Edward "Ted" Chase Mathews, 85, of Danbury, widower of Patricia (Roland) Mathews, died Dec. 31 at his home.
He was born June 6, 1927, in Flushing, N.Y., son of the late L.E. and Mary Content (Chase) Mathews. He was the grandson of the American impressionist William Merritt Chase.
Mr. Mathews was a veteran of World War II, serving with the United States Navy aboard the USS Saratoga, CV-3. He was a recipient of the American Theater Medal, the Victory Medal and the Asiatic Pacific Theater Medal.
After his time in the Navy, Mr. Mathews went on to accomplish many things. He had numerous hobbies and special interests, including aerial and high-speed photography. One of his photographs appeared on the cover of Popular Mechanics.

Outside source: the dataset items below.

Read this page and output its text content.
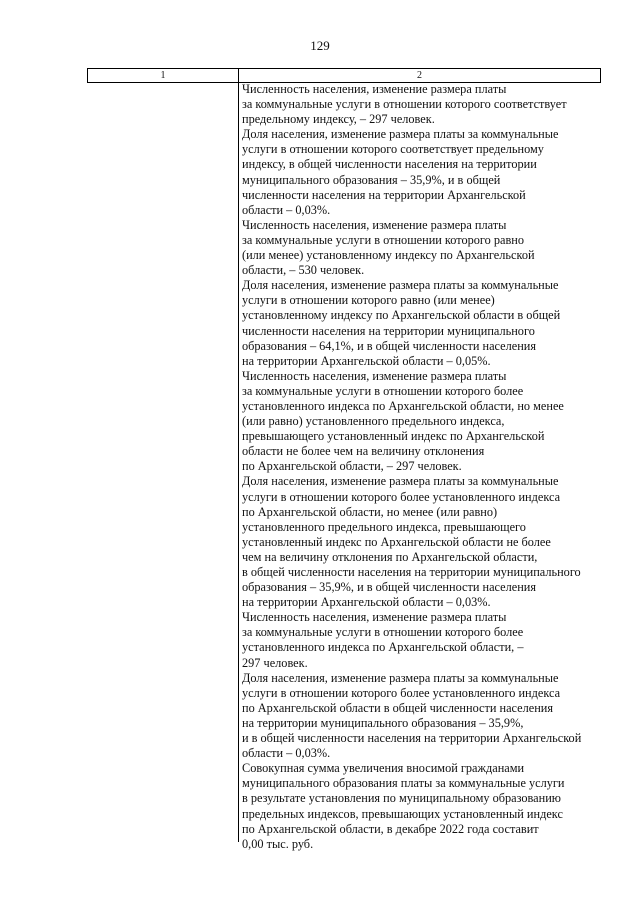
129
1	2
Численность населения, изменение размера платы
за коммунальные услуги в отношении которого соответствует
предельному индексу, – 297 человек.
Доля населения, изменение размера платы за коммунальные
услуги в отношении которого соответствует предельному
индексу, в общей численности населения на территории
муниципального образования – 35,9%, и в общей
численности населения на территории Архангельской
области – 0,03%.
Численность населения, изменение размера платы
за коммунальные услуги в отношении которого равно
(или менее) установленному индексу по Архангельской
области, – 530 человек.
Доля населения, изменение размера платы за коммунальные
услуги в отношении которого равно (или менее)
установленному индексу по Архангельской области в общей
численности населения на территории муниципального
образования – 64,1%, и в общей численности населения
на территории Архангельской области – 0,05%.
Численность населения, изменение размера платы
за коммунальные услуги в отношении которого более
установленного индекса по Архангельской области, но менее
(или равно) установленного предельного индекса,
превышающего установленный индекс по Архангельской
области не более чем на величину отклонения
по Архангельской области, – 297 человек.
Доля населения, изменение размера платы за коммунальные
услуги в отношении которого более установленного индекса
по Архангельской области, но менее (или равно)
установленного предельного индекса, превышающего
установленный индекс по Архангельской области не более
чем на величину отклонения по Архангельской области,
в общей численности населения на территории муниципального
образования – 35,9%, и в общей численности населения
на территории Архангельской области – 0,03%.
Численность населения, изменение размера платы
за коммунальные услуги в отношении которого более
установленного индекса по Архангельской области, –
297 человек.
Доля населения, изменение размера платы за коммунальные
услуги в отношении которого более установленного индекса
по Архангельской области в общей численности населения
на территории муниципального образования – 35,9%,
и в общей численности населения на территории Архангельской
области – 0,03%.
Совокупная сумма увеличения вносимой гражданами
муниципального образования платы за коммунальные услуги
в результате установления по муниципальному образованию
предельных индексов, превышающих установленный индекс
по Архангельской области, в декабре 2022 года составит
0,00 тыс. руб.
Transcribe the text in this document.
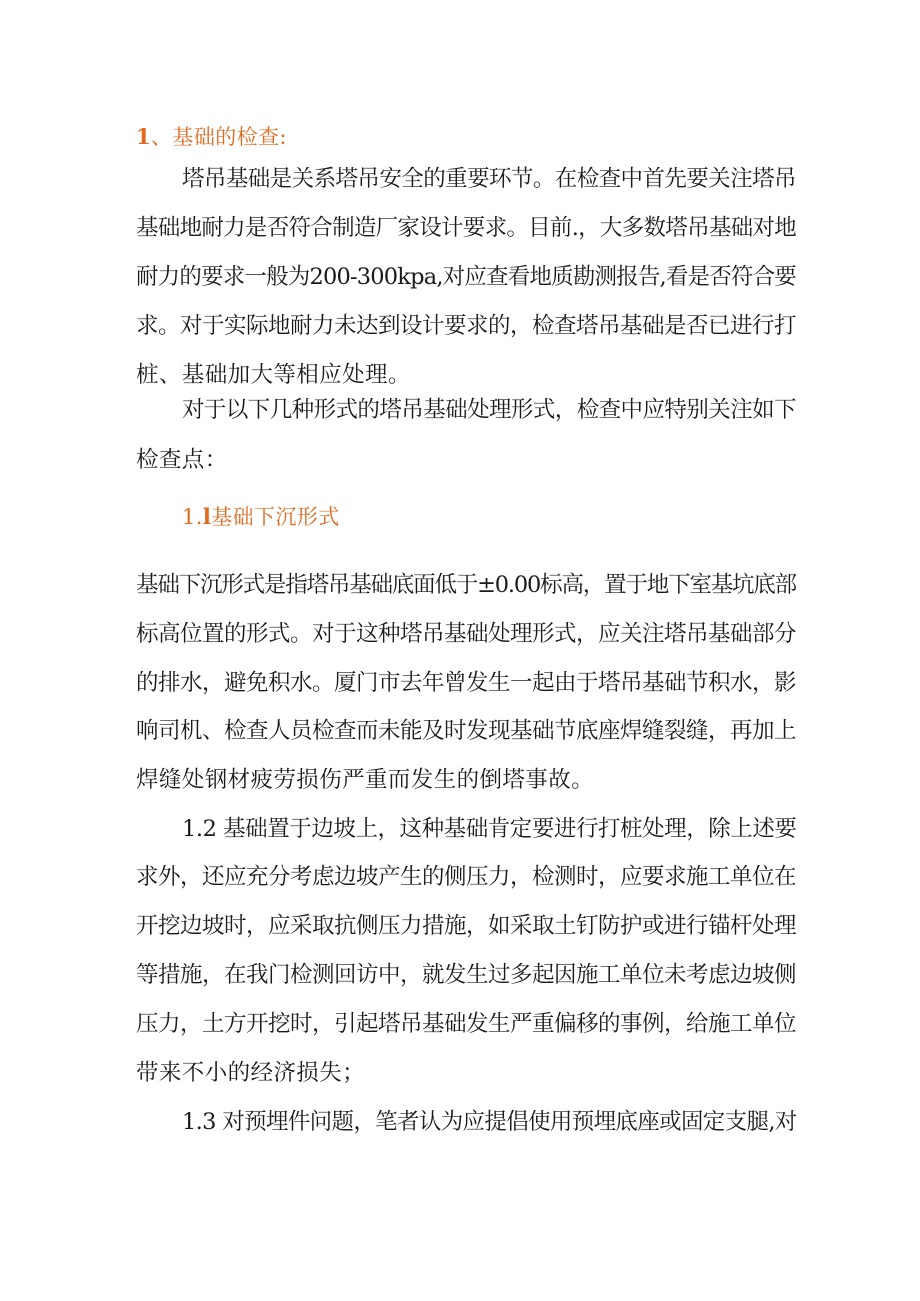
1、基础的检查:
塔吊基础是关系塔吊安全的重要环节。在检查中首先要关注塔吊
基础地耐力是否符合制造厂家设计要求。目前.，大多数塔吊基础对地
耐力的要求一般为200-300kpa,对应查看地质勘测报告,看是否符合要
求。对于实际地耐力未达到设计要求的，检查塔吊基础是否已进行打
桩、基础加大等相应处理。
对于以下几种形式的塔吊基础处理形式，检查中应特别关注如下
检查点：
1.l基础下沉形式
基础下沉形式是指塔吊基础底面低于±0.00标高，置于地下室基坑底部
标高位置的形式。对于这种塔吊基础处理形式，应关注塔吊基础部分
的排水，避免积水。厦门市去年曾发生一起由于塔吊基础节积水，影
响司机、检查人员检查而未能及时发现基础节底座焊缝裂缝，再加上
焊缝处钢材疲劳损伤严重而发生的倒塔事故。
1.2 基础置于边坡上，这种基础肯定要进行打桩处理，除上述要
求外，还应充分考虑边坡产生的侧压力，检测时，应要求施工单位在
开挖边坡时，应采取抗侧压力措施，如采取土钉防护或进行锚杆处理
等措施，在我门检测回访中，就发生过多起因施工单位未考虑边坡侧
压力，土方开挖时，引起塔吊基础发生严重偏移的事例，给施工单位
带来不小的经济损失；
1.3 对预埋件问题，笔者认为应提倡使用预埋底座或固定支腿,对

He worked on the pit crew with Bill Wonder and the Maserati Team. He dabbled in slot cars, ice hockey, 8mm movies and projection, carpentry, drumming, aquariums, America's Cup racing, UConn's women's basketball and was a storyteller extraordinaire.
He was especially proud to be one of the earliest owners of a 1953 Austin Healey, waiting more than a year for delivery. He carried a picture of the car in his wallet.
He was granted seven patents, all in aeronautics.
He was an engineer at Perkin-Elmer in Danbury, working on the Hexagon Program, and then later the Hubble Space Telescope.
His love for the sport of ice hockey led him to be instrumental in developing youth hockey in the area. He owned and operated Wesco Sports Center in Brookfield with his wife from its inception in 1972 and continued to operate it along with his children. You could find him at the front register seven days a week, always ready with one of his stories from his past.
Mr. Mathews is survived by his children, Douglas Mathews, and his wife, Jeanne, of Danbury; William Mathews; Patricia Augeri; and Mary Rouse, and her husband, Keith, all of New Milford; and seven grandchildren, Victoria Paige Mathews, Max and Teddy Augeri, Alex, Harry, Sam and Will Rouse. In addition to his wife, he was predeceased by his grandson, Benjamin Augeri, and a sister, Marylynn Mercer.
The Brookfield Funeral Home in Brookfield was in charge of arrangements.